How Scribe simplifies process improvement
Scribe’s Workflow AI is your partner in problem-solving, leveraging artificial intelligence to help teams gather, analyze, and optimize processes automatically and quickly. Workflow AI helps you:
- Gain visibility: Through process mining, task mining, and workflow mining, Workflow AI captures data on how work really happens. Process mining gathers system record information (i.e., from your CRM), task mining tracks individual user activity (like clicks and micro-steps), and workflow mining maps how work moves between tools. Analyzing this data, Workflow AI pinpoints and surfaces process inefficiencies.
- Prioritize with data: Workflow AI helps strategize solutions for the most urgent process changes, maximizing impact.
- Drive actionable change: Workflow AI harnesses the power of artificial intelligence to suggest process improvements. And it constantly reviews the efficiency of these new processes, iteratively suggesting further changes.
Common mistakes and how to avoid them
Process improvements can lead to a boost in operational excellence, but only when performed with intention and strategy.
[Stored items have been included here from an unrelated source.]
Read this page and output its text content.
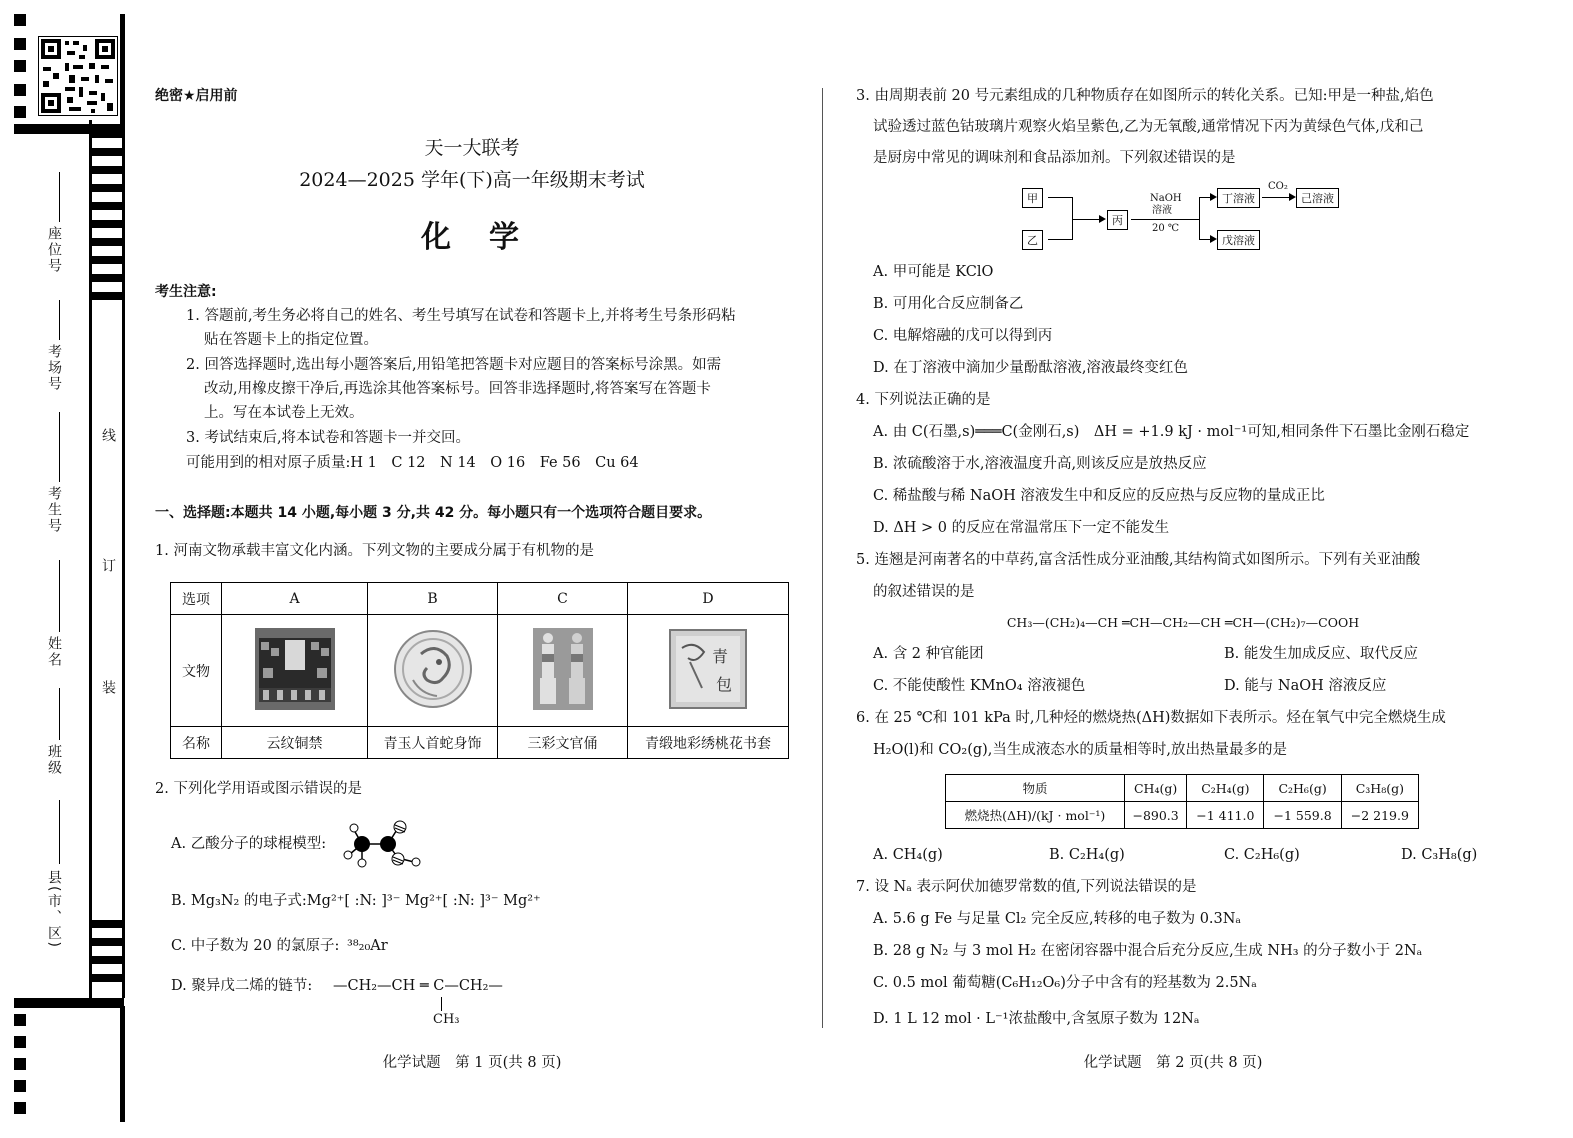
线
订
装
座位号
考场号
考生号
姓名
班级
县(市、区)
绝密★启用前
天一大联考
2024—2025 学年(下)高一年级期末考试
化　学
考生注意:
1. 答题前,考生务必将自己的姓名、考生号填写在试卷和答题卡上,并将考生号条形码粘
贴在答题卡上的指定位置。
2. 回答选择题时,选出每小题答案后,用铅笔把答题卡对应题目的答案标号涂黑。如需
改动,用橡皮擦干净后,再选涂其他答案标号。回答非选择题时,将答案写在答题卡
上。写在本试卷上无效。
3. 考试结束后,将本试卷和答题卡一并交回。
可能用到的相对原子质量:H 1　C 12　N 14　O 16　Fe 56　Cu 64
一、选择题:本题共 14 小题,每小题 3 分,共 42 分。每小题只有一个选项符合题目要求。
1. 河南文物承载丰富文化内涵。下列文物的主要成分属于有机物的是
选项	A	B	C	D
文物				青
包

名称	云纹铜禁	青玉人首蛇身饰	三彩文官俑	青缎地彩绣桃花书套
2. 下列化学用语或图示错误的是
A. 乙酸分子的球棍模型:
B. Mg₃N₂ 的电子式:Mg²⁺[ :N: ]³⁻ Mg²⁺[ :N: ]³⁻ Mg²⁺
C. 中子数为 20 的氯原子: ³⁸₂₀Ar
D. 聚异戊二烯的链节: —CH₂—CH ═ C—CH₂—
CH₃
化学试题　第 1 页(共 8 页)
3. 由周期表前 20 号元素组成的几种物质存在如图所示的转化关系。已知:甲是一种盐,焰色
试验透过蓝色钴玻璃片观察火焰呈紫色,乙为无氧酸,通常情况下丙为黄绿色气体,戊和己
是厨房中常见的调味剂和食品添加剂。下列叙述错误的是
甲
乙
丙
NaOH
溶液
20 ℃
丁溶液
戊溶液
CO₂
己溶液
A. 甲可能是 KClO
B. 可用化合反应制备乙
C. 电解熔融的戊可以得到丙
D. 在丁溶液中滴加少量酚酞溶液,溶液最终变红色
4. 下列说法正确的是
A. 由 C(石墨,s)═══C(金刚石,s)　ΔH = +1.9 kJ · mol⁻¹可知,相同条件下石墨比金刚石稳定
B. 浓硫酸溶于水,溶液温度升高,则该反应是放热反应
C. 稀盐酸与稀 NaOH 溶液发生中和反应的反应热与反应物的量成正比
D. ΔH > 0 的反应在常温常压下一定不能发生
5. 连翘是河南著名的中草药,富含活性成分亚油酸,其结构简式如图所示。下列有关亚油酸
的叙述错误的是
CH₃—(CH₂)₄—CH ═CH—CH₂—CH ═CH—(CH₂)₇—COOH
A. 含 2 种官能团	B. 能发生加成反应、取代反应
C. 不能使酸性 KMnO₄ 溶液褪色	D. 能与 NaOH 溶液反应
6. 在 25 ℃和 101 kPa 时,几种烃的燃烧热(ΔH)数据如下表所示。烃在氧气中完全燃烧生成
H₂O(l)和 CO₂(g),当生成液态水的质量相等时,放出热量最多的是
物质	CH₄(g)	C₂H₄(g)	C₂H₆(g)	C₃H₈(g)
燃烧热(ΔH)/(kJ · mol⁻¹)	−890.3	−1 411.0	−1 559.8	−2 219.9
A. CH₄(g)	B. C₂H₄(g)	C. C₂H₆(g)	D. C₃H₈(g)
7. 设 Nₐ 表示阿伏加德罗常数的值,下列说法错误的是
A. 5.6 g Fe 与足量 Cl₂ 完全反应,转移的电子数为 0.3Nₐ
B. 28 g N₂ 与 3 mol H₂ 在密闭容器中混合后充分反应,生成 NH₃ 的分子数小于 2Nₐ
C. 0.5 mol 葡萄糖(C₆H₁₂O₆)分子中含有的羟基数为 2.5Nₐ
D. 1 L 12 mol · L⁻¹浓盐酸中,含氢原子数为 12Nₐ
化学试题　第 2 页(共 8 页)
The following are a few key pitfalls to avoid, ensuring your process analyses actually result in improvements.
- Introducing tech too soon: Automation won’t be able to do much if workflows are broken. Uncover and improve bottlenecks on high-impact processes before introducing automated tools. Scribe’s Workflow AI finds clunky workflows, tells you what’s causing them, and suggests improvements—-allowing you to quickly transform inefficiencies. Then, you can implement automation, speeding up work even further.
- Not taking feedback from team members: Data gives great insights, but so do people. Stakeholders in current business processes have first-hand knowledge of how work really plays out, and can provide valuable feedback on inefficiencies.
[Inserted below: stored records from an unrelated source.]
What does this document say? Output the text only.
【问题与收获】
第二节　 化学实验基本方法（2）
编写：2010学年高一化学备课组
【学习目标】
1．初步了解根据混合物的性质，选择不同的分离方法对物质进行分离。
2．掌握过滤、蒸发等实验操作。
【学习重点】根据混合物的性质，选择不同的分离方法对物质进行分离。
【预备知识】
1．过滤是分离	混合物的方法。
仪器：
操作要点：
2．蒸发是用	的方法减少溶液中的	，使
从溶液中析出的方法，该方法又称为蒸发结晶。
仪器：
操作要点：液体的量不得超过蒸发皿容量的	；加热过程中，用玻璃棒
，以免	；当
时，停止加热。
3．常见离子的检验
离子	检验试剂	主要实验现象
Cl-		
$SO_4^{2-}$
- Not monitoring progress: Often, positive change is the result of several iterations of an improved process. Companies must monitor the success of new processes and switch course as needed.
What’s the difference between process improvement and automation?
Process improvement refers to optimizing workflows, removing bottlenecks, and maximizing time and resources. Automation is a technological tool for organizations to successfully run process improvement initiatives. These AI tools streamline redundant, time-consuming work—like automating payroll processing.
How often should teams revisit their workflows?
Constantly. Process improvement is an iterative process. Use Workflow AI to continually monitor for inefficiencies and implement changes.
What metrics should I track to measure improvement?
Track KPIs for resources (like time or funds saved), quality (like customer and employee satisfaction), and operations (like productivity or error rates).
Can AI tools fully replace traditional process mapping?
No. Organizations still rely on human input. Team members have valuable first-hand process feedback from their on-the-job experience that can shape positive change. Business leaders leverage data to make informed process improvements, and employees integrate these shifts into their daily tasks.